Ngram Viewer represents possibilities–that some day we could have a whole set of interesting and flexible new tools for searching large–really large–bodies of text. So why did they present this possibility in such an absurd way?
It occurs to me that one of the reasons Ngram Viewer is so irritating to people like me grows out of the way Google treats text.If you already know what an “ngram” is you might not want to read any further. If you don’t, you’ll find this both extremely interesting and possibly appalling.
If you enter search term in Google–let’s say “Bush tax cuts,” Google does not search for “Bush” or “tax” or “cuts.” It searches instead for 1 to 5 character patterns, including the spaces as characters. So it might be searching for “Bus” and “h t” and “ax ” or “sh ta”. These are the “ngrams” of the title.
Google ignores morphology: it ignores the meanings of words themselves when it searches. it’s not searching in English–you are, but it’s not. It’s searching for patterns of characters. You do a search for a good Chinese takeout place: Google doesn’t search for “chinese food” it searches for all possible “ngrams” which can be made out of the phrase “chinese food.”
Why does it do this? Because “meaning” as we know it gets in the way. You search for Chinese food, but all the other possible meanings or contexts for chinese food–what counts as authentic, what counts as food and not culture: easier to just break it up into patterns that humans don’t recognize. That way you expose patterns that people aren’t really aware they use: you bypass the pitfalls of language, its ambiguity, its fuzziness, its tendency to depend on context for meaning. Google gives humans what they want by ignoring what they mean. If you don’t find that slightly troubling, or at least interesting, then you aren’t paying attention.
Ngram Viewer reflects this disinterest in meaning. It disambiguates words, takes them entirely out of context and completely ignores their meaning, which is why Patricia Cohen can think that the increased frequency of the word “women” equals the rise of feminism. It basically tells us how often an Ngram appears, not how often a word appears. The word is just surface, like sheet metal on a car.
In that sense, it shows how the people who worked on Ngram Viewer are completely captured by the technology they work with. They aren’t interested in meaning, they are interested in command of pattern. So they produced something that’s offensive to the practice of history, which depends on the meaning of words in historic context.

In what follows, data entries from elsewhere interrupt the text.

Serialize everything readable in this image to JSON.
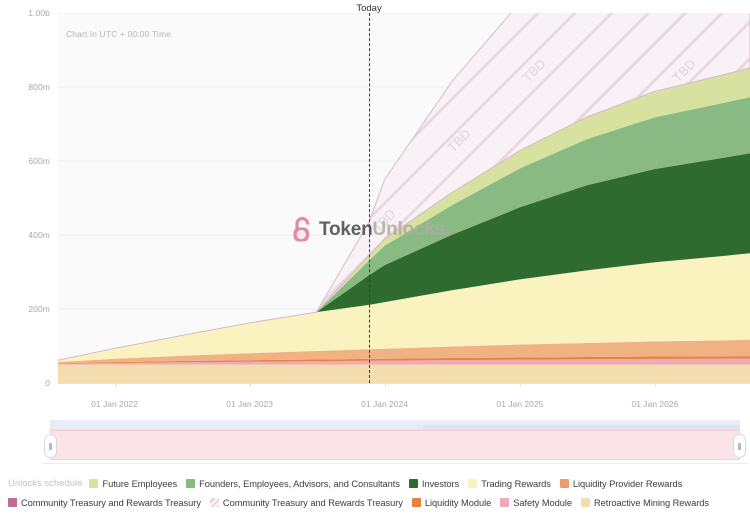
{
  "chart_data": {
    "type": "area",
    "title": "",
    "subtitle": "Chart in UTC + 00:00 Time",
    "xlabel": "",
    "ylabel": "",
    "ylim": [
      0,
      1000000000
    ],
    "grid": true,
    "legend_position": "bottom",
    "stacked": true,
    "marker": {
      "label": "Today",
      "x": "2023-11-20"
    },
    "hatch_label": "TBD",
    "y_ticks": [
      {
        "value": 0,
        "label": "0"
      },
      {
        "value": 200000000,
        "label": "200m"
      },
      {
        "value": 400000000,
        "label": "400m"
      },
      {
        "value": 600000000,
        "label": "600m"
      },
      {
        "value": 800000000,
        "label": "800m"
      },
      {
        "value": 1000000000,
        "label": "1.00b"
      }
    ],
    "x_ticks": [
      {
        "value": "2022-01-01",
        "label": "01 Jan 2022"
      },
      {
        "value": "2023-01-01",
        "label": "01 Jan 2023"
      },
      {
        "value": "2024-01-01",
        "label": "01 Jan 2024"
      },
      {
        "value": "2025-01-01",
        "label": "01 Jan 2025"
      },
      {
        "value": "2026-01-01",
        "label": "01 Jan 2026"
      }
    ],
    "x": [
      "2021-08-01",
      "2022-01-01",
      "2022-07-01",
      "2023-01-01",
      "2023-07-01",
      "2023-11-20",
      "2024-01-01",
      "2024-07-01",
      "2025-01-01",
      "2025-07-01",
      "2026-01-01",
      "2026-07-01",
      "2026-09-15"
    ],
    "series": [
      {
        "name": "Retroactive Mining Rewards",
        "color": "#f3dcae",
        "values": [
          50000000,
          50000000,
          50000000,
          50000000,
          50000000,
          50000000,
          50000000,
          50000000,
          50000000,
          50000000,
          50000000,
          50000000,
          50000000
        ]
      },
      {
        "name": "Safety Module",
        "color": "#eeaabb",
        "values": [
          2000000,
          4000000,
          6000000,
          7500000,
          9000000,
          10000000,
          10500000,
          12000000,
          13000000,
          14000000,
          15000000,
          15500000,
          16000000
        ]
      },
      {
        "name": "Liquidity Module",
        "color": "#e8833f",
        "values": [
          1500000,
          2500000,
          3500000,
          4000000,
          4500000,
          5000000,
          5200000,
          5600000,
          6000000,
          6200000,
          6500000,
          6600000,
          6700000
        ]
      },
      {
        "name": "Liquidity Provider Rewards",
        "color": "#f0b283",
        "values": [
          3000000,
          9000000,
          14000000,
          19000000,
          23000000,
          26000000,
          27000000,
          31000000,
          35000000,
          38000000,
          41000000,
          43000000,
          44000000
        ]
      },
      {
        "name": "Trading Rewards",
        "color": "#faf3bf",
        "values": [
          5000000,
          28000000,
          55000000,
          82000000,
          105000000,
          120000000,
          126000000,
          152000000,
          176000000,
          196000000,
          214000000,
          228000000,
          234000000
        ]
      },
      {
        "name": "Investors",
        "color": "#2f6b2f",
        "values": [
          0,
          0,
          0,
          0,
          0,
          80000000,
          100000000,
          150000000,
          195000000,
          230000000,
          252000000,
          265000000,
          270000000
        ]
      },
      {
        "name": "Founders, Employees, Advisors, and Consultants",
        "color": "#8aba84",
        "values": [
          0,
          0,
          0,
          0,
          0,
          40000000,
          52000000,
          80000000,
          105000000,
          125000000,
          140000000,
          148000000,
          152000000
        ]
      },
      {
        "name": "Future Employees",
        "color": "#d8e2a0",
        "values": [
          0,
          0,
          0,
          0,
          0,
          14000000,
          19000000,
          34000000,
          48000000,
          60000000,
          70000000,
          76000000,
          79000000
        ]
      },
      {
        "name": "Community Treasury and Rewards Treasury",
        "color": "#bf6b93",
        "values": [
          0,
          0,
          0,
          0,
          0,
          0,
          0,
          0,
          0,
          0,
          0,
          0,
          0
        ]
      },
      {
        "name": "Community Treasury and Rewards Treasury (TBD)",
        "color": "#f7eef3",
        "hatched": true,
        "values": [
          0,
          0,
          0,
          0,
          0,
          90000000,
          160000000,
          300000000,
          400000000,
          470000000,
          520000000,
          553000000,
          560000000
        ]
      }
    ]
  },
  "axis": {
    "y_labels": [
      "1.00b",
      "800m",
      "600m",
      "400m",
      "200m"
    ],
    "zero_label": "0",
    "x_labels": [
      "01 Jan 2022",
      "01 Jan 2023",
      "01 Jan 2024",
      "01 Jan 2025",
      "01 Jan 2026"
    ]
  },
  "annotations": {
    "utc_note": "Chart in UTC + 00:00 Time",
    "today_label": "Today"
  },
  "watermark": {
    "text_primary": "Token",
    "text_secondary": "Unlocks.",
    "logo_color": "#e07a9c"
  },
  "legend": {
    "title": "Unlocks schedule",
    "row1": [
      {
        "label": "Future Employees",
        "color": "#d8e2a0"
      },
      {
        "label": "Founders, Employees, Advisors, and Consultants",
        "color": "#8aba84"
      },
      {
        "label": "Investors",
        "color": "#2f6b2f"
      },
      {
        "label": "Trading Rewards",
        "color": "#faf3bf"
      },
      {
        "label": "Liquidity Provider Rewards",
        "color": "#ef9a6a"
      }
    ],
    "row2": [
      {
        "label": "Community Treasury and Rewards Treasury",
        "color": "#bf6b93"
      },
      {
        "label": "Community Treasury and Rewards Treasury",
        "color": "#f7eef3",
        "hatched": true
      },
      {
        "label": "Liquidity Module",
        "color": "#e8833f"
      },
      {
        "label": "Safety Module",
        "color": "#eeaabb"
      },
      {
        "label": "Retroactive Mining Rewards",
        "color": "#f3dcae"
      }
    ]
  },
  "range_slider": {
    "start_pct": 0,
    "end_pct": 100
  }
}
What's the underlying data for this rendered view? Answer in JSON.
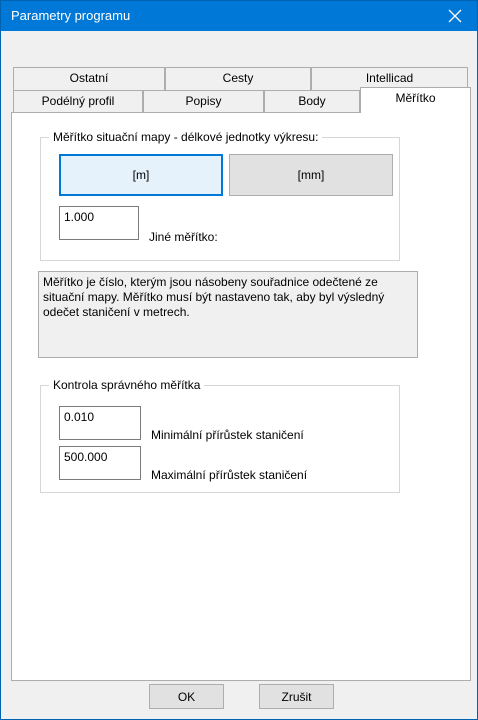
{
  "window": {
    "title": "Parametry programu",
    "accent_color": "#0078d7"
  },
  "tabs": {
    "row_back": [
      {
        "label": "Ostatní"
      },
      {
        "label": "Cesty"
      },
      {
        "label": "Intellicad"
      }
    ],
    "row_front": [
      {
        "label": "Podélný profil"
      },
      {
        "label": "Popisy"
      },
      {
        "label": "Body"
      },
      {
        "label": "Měřítko"
      }
    ],
    "active": "Měřítko"
  },
  "scale_group": {
    "legend": "Měřítko situační mapy - délkové jednotky výkresu:",
    "unit_m_label": "[m]",
    "unit_mm_label": "[mm]",
    "selected_unit": "[m]",
    "custom_scale_value": "1.000",
    "custom_scale_label": "Jiné měřítko:"
  },
  "note_text": "Měřítko je číslo, kterým jsou násobeny souřadnice odečtené ze situační mapy. Měřítko musí být nastaveno tak, aby byl výsledný odečet staničení v metrech.",
  "check_group": {
    "legend": "Kontrola správného měřítka",
    "min_value": "0.010",
    "min_label": "Minimální přírůstek staničení",
    "max_value": "500.000",
    "max_label": "Maximální přírůstek staničení"
  },
  "footer": {
    "ok_label": "OK",
    "cancel_label": "Zrušit"
  },
  "icons": {
    "close": "close-icon"
  }
}
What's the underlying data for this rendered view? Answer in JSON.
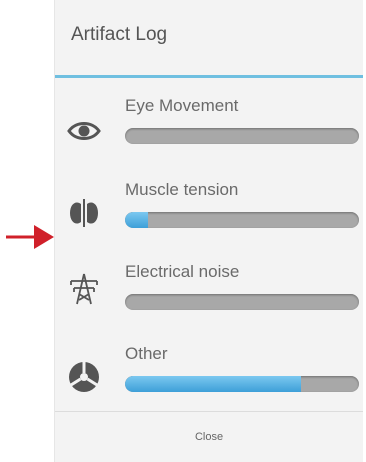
{
  "panel": {
    "title": "Artifact Log",
    "close_label": "Close"
  },
  "items": [
    {
      "label": "Eye Movement",
      "icon": "eye-icon",
      "level": 0.0
    },
    {
      "label": "Muscle tension",
      "icon": "muscle-icon",
      "level": 0.1
    },
    {
      "label": "Electrical noise",
      "icon": "power-tower-icon",
      "level": 0.0
    },
    {
      "label": "Other",
      "icon": "other-icon",
      "level": 0.75
    }
  ],
  "colors": {
    "accent": "#6fbfe0",
    "fill": "#3d9fd8",
    "track": "#a8a8a8",
    "pointer_arrow": "#d0202a"
  }
}
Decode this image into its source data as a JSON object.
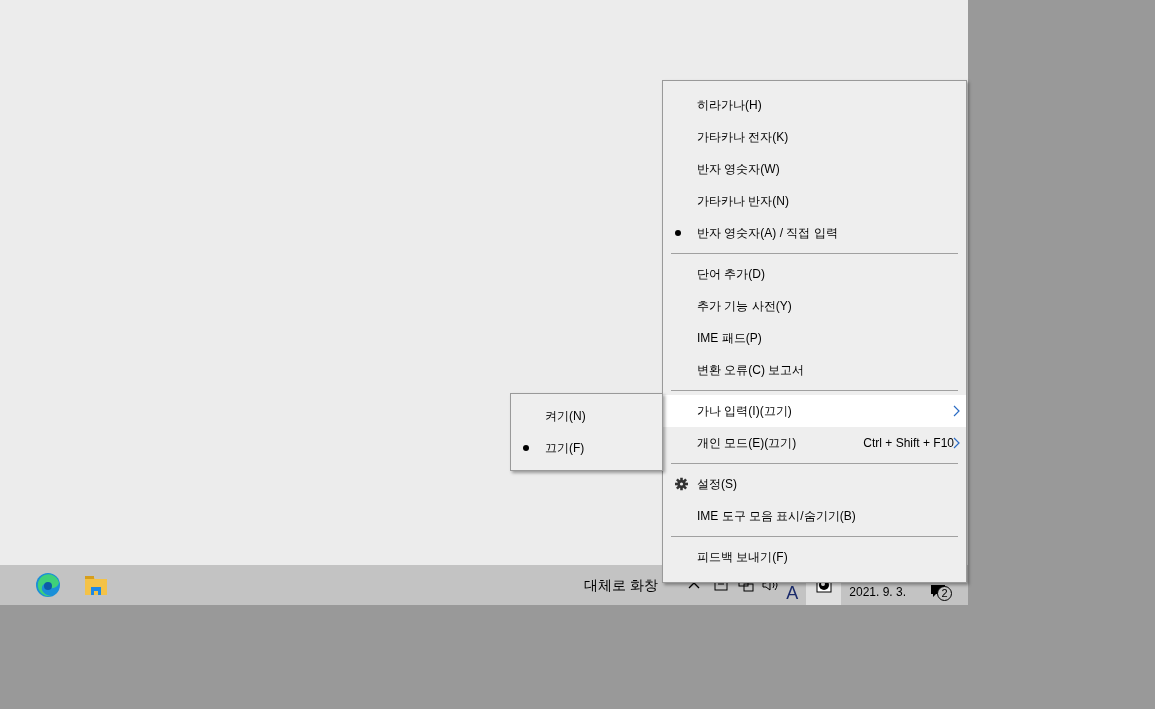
{
  "taskbar": {
    "weather": "대체로 화창",
    "ime_mode": "A",
    "date": "2021. 9. 3.",
    "notification_count": "2"
  },
  "menu": {
    "items": [
      {
        "kind": "item",
        "label": "히라가나(H)",
        "checked": false,
        "highlighted": false
      },
      {
        "kind": "item",
        "label": "가타카나 전자(K)",
        "checked": false,
        "highlighted": false
      },
      {
        "kind": "item",
        "label": "반자 영숫자(W)",
        "checked": false,
        "highlighted": false
      },
      {
        "kind": "item",
        "label": "가타카나 반자(N)",
        "checked": false,
        "highlighted": false
      },
      {
        "kind": "item",
        "label": "반자 영숫자(A) / 직접 입력",
        "checked": true,
        "highlighted": false
      },
      {
        "kind": "separator"
      },
      {
        "kind": "item",
        "label": "단어 추가(D)",
        "checked": false,
        "highlighted": false
      },
      {
        "kind": "item",
        "label": "추가 기능 사전(Y)",
        "checked": false,
        "highlighted": false
      },
      {
        "kind": "item",
        "label": "IME 패드(P)",
        "checked": false,
        "highlighted": false
      },
      {
        "kind": "item",
        "label": "변환 오류(C) 보고서",
        "checked": false,
        "highlighted": false
      },
      {
        "kind": "separator"
      },
      {
        "kind": "item",
        "label": "가나 입력(I)(끄기)",
        "checked": false,
        "highlighted": true,
        "submenu": true
      },
      {
        "kind": "item",
        "label": "개인 모드(E)(끄기)",
        "shortcut": "Ctrl + Shift + F10",
        "checked": false,
        "highlighted": false,
        "submenu": true
      },
      {
        "kind": "separator"
      },
      {
        "kind": "settings",
        "label": "설정(S)",
        "checked": false,
        "highlighted": false
      },
      {
        "kind": "item",
        "label": "IME 도구 모음 표시/숨기기(B)",
        "checked": false,
        "highlighted": false
      },
      {
        "kind": "separator"
      },
      {
        "kind": "item",
        "label": "피드백 보내기(F)",
        "checked": false,
        "highlighted": false
      }
    ]
  },
  "submenu": {
    "items": [
      {
        "label": "켜기(N)",
        "checked": false
      },
      {
        "label": "끄기(F)",
        "checked": true
      }
    ]
  }
}
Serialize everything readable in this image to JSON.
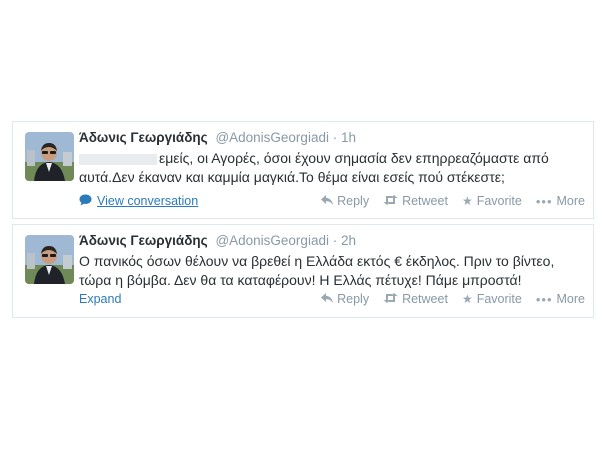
{
  "colors": {
    "link": "#2b7bb9",
    "muted": "#8899a6",
    "text": "#292f33",
    "border": "#e1e8ed"
  },
  "tweets": [
    {
      "name": "Άδωνις Γεωργιάδης",
      "handle": "@AdonisGeorgiadi",
      "separator": "·",
      "time": "1h",
      "text": "εμείς, οι Αγορές, όσοι έχουν σημασία δεν επηρρεαζόμαστε από αυτά.Δεν έκαναν και καμμία μαγκιά.Το θέμα είναι εσείς πού στέκεστε;",
      "expand_label": "View conversation",
      "expand_icon": "conversation-bubble-icon",
      "actions": [
        {
          "icon": "reply-icon",
          "label": "Reply"
        },
        {
          "icon": "retweet-icon",
          "label": "Retweet"
        },
        {
          "icon": "favorite-star-icon",
          "label": "Favorite"
        },
        {
          "icon": "more-dots-icon",
          "label": "More"
        }
      ]
    },
    {
      "name": "Άδωνις Γεωργιάδης",
      "handle": "@AdonisGeorgiadi",
      "separator": "·",
      "time": "2h",
      "text": "Ο πανικός όσων θέλουν να βρεθεί η Ελλάδα εκτός € έκδηλος. Πριν το βίντεο, τώρα η βόμβα. Δεν θα τα καταφέρουν! Η Ελλάς πέτυχε! Πάμε μπροστά!",
      "expand_label": "Expand",
      "actions": [
        {
          "icon": "reply-icon",
          "label": "Reply"
        },
        {
          "icon": "retweet-icon",
          "label": "Retweet"
        },
        {
          "icon": "favorite-star-icon",
          "label": "Favorite"
        },
        {
          "icon": "more-dots-icon",
          "label": "More"
        }
      ]
    }
  ]
}
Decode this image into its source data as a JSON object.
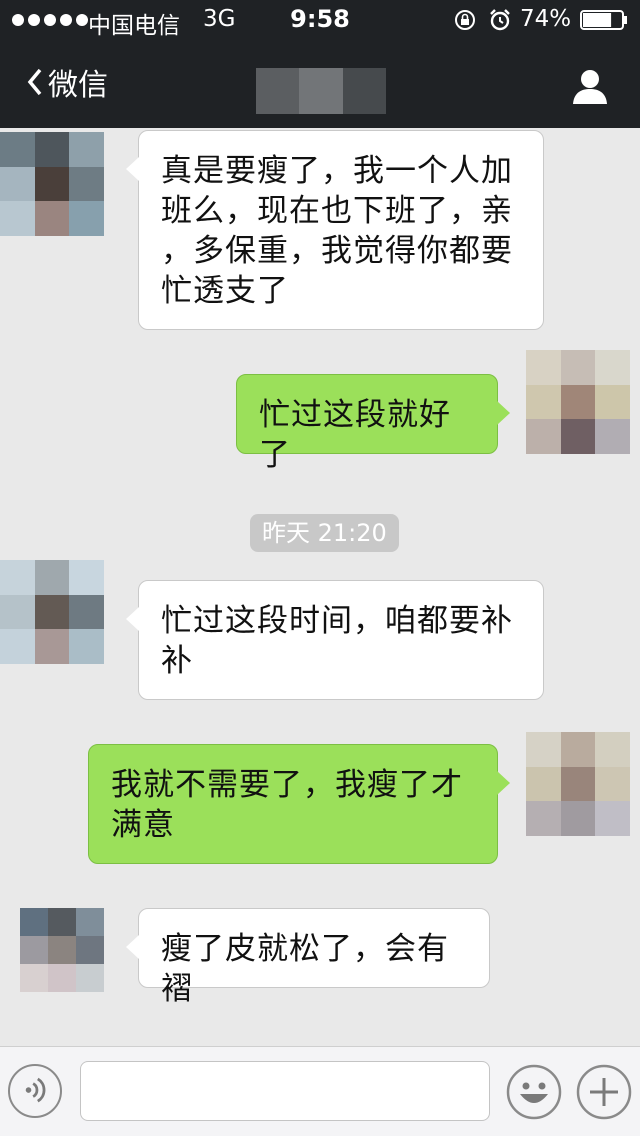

But then of course, what is reading but pattern recognition? It might seem alarming to think of the English of Shakespeare rendered into the Ngrams of Google, but look how easy it is to find good Chinese take out!
- In the meantime, Ngram viewer is giving us this sort of thing. It’s entirely a map of the present, in which the person drawing up the word pairs wants to have what he already knows confirmed. That “latte” passed “lager” in frequency only reinforces what the person knew when he or she asked the questions: ti’s set up to avoid learning anything new ↩